A pesquisa se dará por meio de bibliografias, artigos científicos, lei e revistas que darão embasamento e fundamentação para a análise acerca da impenhorabilidade dos bens na execução por quantia certa. Será uma pesquisa de cunho teórico envolvendo princípios da esfera cível em que credores e devedores estão atrelados.

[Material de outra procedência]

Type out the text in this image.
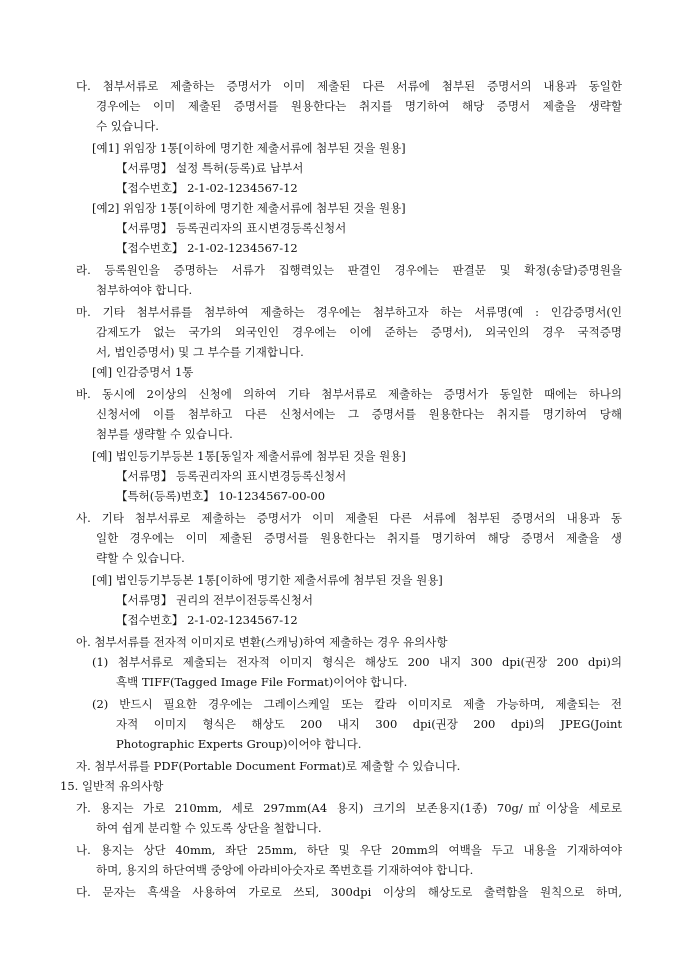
다. 첨부서류로 제출하는 증명서가 이미 제출된 다른 서류에 첨부된 증명서의 내용과 동일한
경우에는 이미 제출된 증명서를 원용한다는 취지를 명기하여 해당 증명서 제출을 생략할
수 있습니다.
[예1] 위임장 1통[이하에 명기한 제출서류에 첨부된 것을 원용]
【서류명】 설정 특허(등록)료 납부서
【접수번호】 2-1-02-1234567-12
[예2] 위임장 1통[이하에 명기한 제출서류에 첨부된 것을 원용]
【서류명】 등록권리자의 표시변경등록신청서
【접수번호】 2-1-02-1234567-12
라. 등록원인을 증명하는 서류가 집행력있는 판결인 경우에는 판결문 및 확정(송달)증명원을
첨부하여야 합니다.
마. 기타 첨부서류를 첨부하여 제출하는 경우에는 첨부하고자 하는 서류명(예 : 인감증명서(인
감제도가 없는 국가의 외국인인 경우에는 이에 준하는 증명서), 외국인의 경우 국적증명
서, 법인증명서) 및 그 부수를 기재합니다.
[예] 인감증명서 1통
바. 동시에 2이상의 신청에 의하여 기타 첨부서류로 제출하는 증명서가 동일한 때에는 하나의
신청서에 이를 첨부하고 다른 신청서에는 그 증명서를 원용한다는 취지를 명기하여 당해
첨부를 생략할 수 있습니다.
[예] 법인등기부등본 1통[동일자 제출서류에 첨부된 것을 원용]
【서류명】 등록권리자의 표시변경등록신청서
【특허(등록)번호】 10-1234567-00-00
사. 기타 첨부서류로 제출하는 증명서가 이미 제출된 다른 서류에 첨부된 증명서의 내용과 동
일한 경우에는 이미 제출된 증명서를 원용한다는 취지를 명기하여 해당 증명서 제출을 생
략할 수 있습니다.
[예] 법인등기부등본 1통[이하에 명기한 제출서류에 첨부된 것을 원용]
【서류명】 권리의 전부이전등록신청서
【접수번호】 2-1-02-1234567-12
아. 첨부서류를 전자적 이미지로 변환(스캐닝)하여 제출하는 경우 유의사항
(1) 첨부서류로 제출되는 전자적 이미지 형식은 해상도 200 내지 300 dpi(권장 200 dpi)의
흑백 TIFF(Tagged Image File Format)이어야 합니다.
(2) 반드시 필요한 경우에는 그레이스케일 또는 칼라 이미지로 제출 가능하며, 제출되는 전
자적 이미지 형식은 해상도 200 내지 300 dpi(권장 200 dpi)의 JPEG(Joint
Photographic Experts Group)이어야 합니다.
자. 첨부서류를 PDF(Portable Document Format)로 제출할 수 있습니다.
15. 일반적 유의사항
가. 용지는 가로 210mm, 세로 297mm(A4 용지) 크기의 보존용지(1종) 70g/㎡이상을 세로로
하여 쉽게 분리할 수 있도록 상단을 철합니다.
나. 용지는 상단 40mm, 좌단 25mm, 하단 및 우단 20mm의 여백을 두고 내용을 기재하여야
하며, 용지의 하단여백 중앙에 아라비아숫자로 쪽번호를 기재하여야 합니다.
다. 문자는 흑색을 사용하여 가로로 쓰되, 300dpi 이상의 해상도로 출력함을 원칙으로 하며,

  1. 1.      O INSTITUTO DA PENHORA NA EXECUÇÃO POR QUANTIA CERTA

A ação de execução inicia-se pela demonstração de um direito constante em um título executivo que pode ser judicial ou extrajudicial. A ação de execução é abstrata, pois pode ser promovida pela parte que tem o título executivo, porém possa ser verificada mediante embargos do executado ou impugnação ao cumprimento da sentença a insubsistência do crédito, em decorrência disso o devedor é sempre citado para pagar na execução de título extrajudicial por quantia certa. (FUX, 2008, p.22 – 23)

Os pressupostos para realizar a execução estão no inadimplemento (comprova a violação da obrigação) e no título executivo judicial ou extrajudicial (comprova a obrigação). Na execução a obrigação já foi assumida pelo devedor, estando à pretensão do credor não mais em ver o seu direito reconhecido, mas sim em vê-lo satisfeito mediante a atuação estatal. “[...] Uma vez descumprida a obrigação surge, para o credor, o direito de invadir o patrimônio do devedor para, às custas deste, obter o resultado prático que obteria se a obrigação tivesse sido cumprida” (FUX, 2008, p. 23).

Uma das formas de execução prevista pela legislação vigente é aquela que se satisfaz pelo recebimento de quantia certa. Sempre que o devedor se obriga a pagar quantia determinada e não faz nasce para o credor o direito de receber forçosamente o valor. No entanto, como o objeto da dívida é o dinheiro o credor na execução não pode pretender receber de imediato um determinado bem patrimônio do devedor equivalente ao valor da dívida, deve haver a preferência pelo recebimento em dinheiro. Será necessário que o patrimônio seja atingido e este se transforme em dinheiro, totalmente ou apenas parte dele, se preferir pode o credor requerer a adjudicação do bem penhorado pelo seu justo valor (SANTOS, 2011, p.167).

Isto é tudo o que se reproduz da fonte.